Solar energy comes closest to being "free" for the taking, once you have the solar panels built, a team of panel washers in place to keep them clean and performing at top efficiency, another team to provide maintenance and replace defective panels, plus a way to distribute the energy without excessive losses over great distances.
Storing solar energy is easy, if not exactly cheap: use it to pump water above a dam during the day and discharge the reservoir to generate electricity at night. A few hundred square miles of solar panels installed in the desert near Hoover Dam could do the trick. Might need to add a few more alternators at the dam to handle the increased electrical load. And some high-volume water pumps too. Might have to put out buoys to warn watercraft on Lake Mead.
High voltage transformers, with high voltage rectifiers to make DC, could efficiently transport energy over vast distances using super-conducting underground cables, either cooled with liquid nitrogen or perhaps with room-temperature superconductors if those are ever invented. Actually, significant power (>3000 MW) is already being distributed from the
Pacific Northwest Intertie to Los Angeles, California using high voltage DC transmission lines (not superconductors). So we have the technology, just not the economic incentive... yet.
Along these lines, someone has proposed reviving
Tesla's radiant energy transmission system to transmit electrical power from a solar farm, to be located near the equator, to "receivers" world-wide.
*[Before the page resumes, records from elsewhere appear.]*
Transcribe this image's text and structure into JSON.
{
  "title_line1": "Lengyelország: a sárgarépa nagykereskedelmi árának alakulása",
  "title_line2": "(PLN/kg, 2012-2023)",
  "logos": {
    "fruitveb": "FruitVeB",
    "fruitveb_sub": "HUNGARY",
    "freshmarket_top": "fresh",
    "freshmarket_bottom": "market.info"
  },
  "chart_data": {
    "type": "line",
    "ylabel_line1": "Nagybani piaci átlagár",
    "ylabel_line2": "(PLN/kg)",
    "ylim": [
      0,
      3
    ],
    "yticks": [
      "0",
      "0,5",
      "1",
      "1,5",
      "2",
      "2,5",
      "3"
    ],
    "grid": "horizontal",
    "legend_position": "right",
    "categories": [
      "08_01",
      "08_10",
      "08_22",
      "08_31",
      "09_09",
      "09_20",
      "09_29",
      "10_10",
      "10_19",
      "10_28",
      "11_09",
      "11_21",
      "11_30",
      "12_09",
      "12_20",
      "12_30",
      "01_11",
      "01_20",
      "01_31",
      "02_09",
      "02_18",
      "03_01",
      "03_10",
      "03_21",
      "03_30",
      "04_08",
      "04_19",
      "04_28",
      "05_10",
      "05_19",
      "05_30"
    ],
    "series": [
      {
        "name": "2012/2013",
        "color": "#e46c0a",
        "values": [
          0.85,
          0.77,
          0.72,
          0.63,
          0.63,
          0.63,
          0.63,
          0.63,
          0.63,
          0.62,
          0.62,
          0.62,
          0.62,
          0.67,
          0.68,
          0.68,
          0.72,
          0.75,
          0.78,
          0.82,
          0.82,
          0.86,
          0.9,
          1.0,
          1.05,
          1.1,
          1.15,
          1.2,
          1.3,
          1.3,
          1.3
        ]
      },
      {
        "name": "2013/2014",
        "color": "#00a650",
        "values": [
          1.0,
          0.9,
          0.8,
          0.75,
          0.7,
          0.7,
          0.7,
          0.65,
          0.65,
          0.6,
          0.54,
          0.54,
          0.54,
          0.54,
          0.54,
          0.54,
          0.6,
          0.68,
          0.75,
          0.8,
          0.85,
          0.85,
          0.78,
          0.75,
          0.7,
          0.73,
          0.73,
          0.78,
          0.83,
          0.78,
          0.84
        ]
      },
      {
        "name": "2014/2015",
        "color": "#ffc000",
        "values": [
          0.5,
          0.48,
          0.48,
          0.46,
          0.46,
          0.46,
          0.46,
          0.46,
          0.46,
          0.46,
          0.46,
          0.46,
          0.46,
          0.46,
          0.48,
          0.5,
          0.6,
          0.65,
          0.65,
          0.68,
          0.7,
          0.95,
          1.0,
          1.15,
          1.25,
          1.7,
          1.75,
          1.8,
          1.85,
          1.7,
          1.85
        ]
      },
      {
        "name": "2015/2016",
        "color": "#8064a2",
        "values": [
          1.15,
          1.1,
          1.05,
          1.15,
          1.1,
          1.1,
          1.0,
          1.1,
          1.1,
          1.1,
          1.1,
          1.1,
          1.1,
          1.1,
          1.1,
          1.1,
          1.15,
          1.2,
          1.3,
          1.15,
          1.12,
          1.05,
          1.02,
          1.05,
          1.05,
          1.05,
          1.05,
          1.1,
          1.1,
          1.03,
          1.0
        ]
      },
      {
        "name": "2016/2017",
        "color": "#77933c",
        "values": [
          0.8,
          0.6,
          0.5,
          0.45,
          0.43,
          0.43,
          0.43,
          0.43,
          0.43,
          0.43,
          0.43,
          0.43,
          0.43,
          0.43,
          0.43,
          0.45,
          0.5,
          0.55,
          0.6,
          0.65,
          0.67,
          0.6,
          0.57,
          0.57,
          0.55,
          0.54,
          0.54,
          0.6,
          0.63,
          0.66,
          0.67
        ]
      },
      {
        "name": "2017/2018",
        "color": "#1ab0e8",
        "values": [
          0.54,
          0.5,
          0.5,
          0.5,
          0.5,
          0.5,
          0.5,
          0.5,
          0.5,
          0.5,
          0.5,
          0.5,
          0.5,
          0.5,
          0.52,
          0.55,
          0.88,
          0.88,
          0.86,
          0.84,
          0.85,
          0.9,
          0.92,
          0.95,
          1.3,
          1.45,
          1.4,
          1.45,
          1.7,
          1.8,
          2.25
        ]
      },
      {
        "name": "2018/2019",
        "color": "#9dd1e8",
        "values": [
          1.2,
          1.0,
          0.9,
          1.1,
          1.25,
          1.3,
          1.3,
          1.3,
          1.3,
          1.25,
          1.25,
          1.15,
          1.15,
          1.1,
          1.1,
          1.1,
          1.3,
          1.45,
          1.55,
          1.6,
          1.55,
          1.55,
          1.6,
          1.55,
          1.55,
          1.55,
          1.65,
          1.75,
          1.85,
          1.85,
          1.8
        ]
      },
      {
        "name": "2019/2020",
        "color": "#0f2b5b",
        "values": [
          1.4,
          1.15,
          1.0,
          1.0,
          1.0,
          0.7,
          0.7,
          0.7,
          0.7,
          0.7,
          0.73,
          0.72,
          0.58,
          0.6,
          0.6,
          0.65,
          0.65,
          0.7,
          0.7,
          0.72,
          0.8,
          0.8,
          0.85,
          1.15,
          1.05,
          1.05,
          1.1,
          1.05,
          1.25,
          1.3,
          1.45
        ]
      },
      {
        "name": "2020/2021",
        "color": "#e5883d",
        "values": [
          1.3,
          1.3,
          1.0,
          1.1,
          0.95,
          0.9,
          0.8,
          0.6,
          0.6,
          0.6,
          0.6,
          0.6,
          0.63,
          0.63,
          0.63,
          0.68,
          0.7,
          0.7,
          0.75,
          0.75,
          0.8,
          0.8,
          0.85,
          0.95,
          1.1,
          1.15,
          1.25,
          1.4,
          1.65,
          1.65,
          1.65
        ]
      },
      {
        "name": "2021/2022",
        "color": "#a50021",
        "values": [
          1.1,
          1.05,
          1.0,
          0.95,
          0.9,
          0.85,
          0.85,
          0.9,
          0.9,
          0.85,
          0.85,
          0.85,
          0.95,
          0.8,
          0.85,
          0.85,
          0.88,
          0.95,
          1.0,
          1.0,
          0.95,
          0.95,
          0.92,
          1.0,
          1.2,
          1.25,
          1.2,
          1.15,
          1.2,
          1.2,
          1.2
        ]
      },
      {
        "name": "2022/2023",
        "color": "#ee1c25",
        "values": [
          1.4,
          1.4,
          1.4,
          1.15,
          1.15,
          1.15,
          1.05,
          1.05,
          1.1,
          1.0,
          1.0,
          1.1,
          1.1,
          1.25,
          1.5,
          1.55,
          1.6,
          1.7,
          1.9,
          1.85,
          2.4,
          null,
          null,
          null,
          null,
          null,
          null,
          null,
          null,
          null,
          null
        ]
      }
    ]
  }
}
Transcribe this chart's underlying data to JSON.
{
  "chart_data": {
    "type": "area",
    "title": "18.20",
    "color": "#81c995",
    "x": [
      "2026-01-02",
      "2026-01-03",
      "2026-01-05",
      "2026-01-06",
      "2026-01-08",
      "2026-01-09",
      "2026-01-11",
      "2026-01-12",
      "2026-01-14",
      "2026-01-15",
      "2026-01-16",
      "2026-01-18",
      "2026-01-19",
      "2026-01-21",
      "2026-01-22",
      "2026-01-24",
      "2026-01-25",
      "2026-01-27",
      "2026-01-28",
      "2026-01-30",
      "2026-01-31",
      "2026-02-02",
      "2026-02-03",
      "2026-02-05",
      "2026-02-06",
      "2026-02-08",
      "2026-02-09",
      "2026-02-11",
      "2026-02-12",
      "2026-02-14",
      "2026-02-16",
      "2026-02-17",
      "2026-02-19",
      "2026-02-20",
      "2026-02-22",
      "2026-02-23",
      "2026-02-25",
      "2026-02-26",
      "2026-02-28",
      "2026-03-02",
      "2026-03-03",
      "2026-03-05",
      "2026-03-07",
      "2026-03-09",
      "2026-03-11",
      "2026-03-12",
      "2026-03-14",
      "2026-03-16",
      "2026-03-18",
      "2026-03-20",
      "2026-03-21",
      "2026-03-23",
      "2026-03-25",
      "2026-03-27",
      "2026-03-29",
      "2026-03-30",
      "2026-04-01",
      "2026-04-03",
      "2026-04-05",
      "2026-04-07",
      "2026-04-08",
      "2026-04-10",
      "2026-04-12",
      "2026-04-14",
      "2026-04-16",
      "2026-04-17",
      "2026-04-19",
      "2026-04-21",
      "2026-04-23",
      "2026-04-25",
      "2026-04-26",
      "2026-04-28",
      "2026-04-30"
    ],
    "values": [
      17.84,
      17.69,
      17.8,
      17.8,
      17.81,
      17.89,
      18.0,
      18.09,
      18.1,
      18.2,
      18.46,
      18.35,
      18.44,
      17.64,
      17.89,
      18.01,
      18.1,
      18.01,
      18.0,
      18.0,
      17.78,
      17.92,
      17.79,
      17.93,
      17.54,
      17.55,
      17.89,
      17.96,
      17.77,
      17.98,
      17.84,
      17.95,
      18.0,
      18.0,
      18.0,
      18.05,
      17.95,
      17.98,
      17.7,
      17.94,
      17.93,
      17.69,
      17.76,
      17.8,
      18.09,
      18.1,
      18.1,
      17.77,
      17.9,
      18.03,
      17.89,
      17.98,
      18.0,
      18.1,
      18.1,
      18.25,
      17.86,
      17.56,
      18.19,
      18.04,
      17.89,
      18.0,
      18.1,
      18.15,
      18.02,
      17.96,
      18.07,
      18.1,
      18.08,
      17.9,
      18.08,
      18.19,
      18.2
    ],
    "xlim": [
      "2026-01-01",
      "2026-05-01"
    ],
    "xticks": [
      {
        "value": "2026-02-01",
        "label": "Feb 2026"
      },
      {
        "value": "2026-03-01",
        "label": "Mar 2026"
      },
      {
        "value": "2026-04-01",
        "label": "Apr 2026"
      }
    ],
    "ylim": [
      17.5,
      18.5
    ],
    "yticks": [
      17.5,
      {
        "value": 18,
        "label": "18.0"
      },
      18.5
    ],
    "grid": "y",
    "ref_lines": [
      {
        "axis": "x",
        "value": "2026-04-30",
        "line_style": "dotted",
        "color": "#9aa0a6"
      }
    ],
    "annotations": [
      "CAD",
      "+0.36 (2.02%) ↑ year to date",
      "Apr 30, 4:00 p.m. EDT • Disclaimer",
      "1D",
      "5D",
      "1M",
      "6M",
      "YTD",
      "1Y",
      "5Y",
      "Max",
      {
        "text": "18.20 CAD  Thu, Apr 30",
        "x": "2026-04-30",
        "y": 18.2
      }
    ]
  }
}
This has about as much chance of being funded as
Tesla's original Wardenclyffe facility that was supposed to deliver wireless power anywhere in the world. As one of Tesla's original backers noted, "You can't attach a billing meter to that!" Whereupon all of Tesla's financing was terminated with prejudice. I can't comment on the veracity of "radiant" energy. This is supposed to be an unobservable form of longitudinal (rather than transverse) electromagnetic energy, perhaps tucked away in the vaccum until released into usable energy by (suppressed) Tesla technology.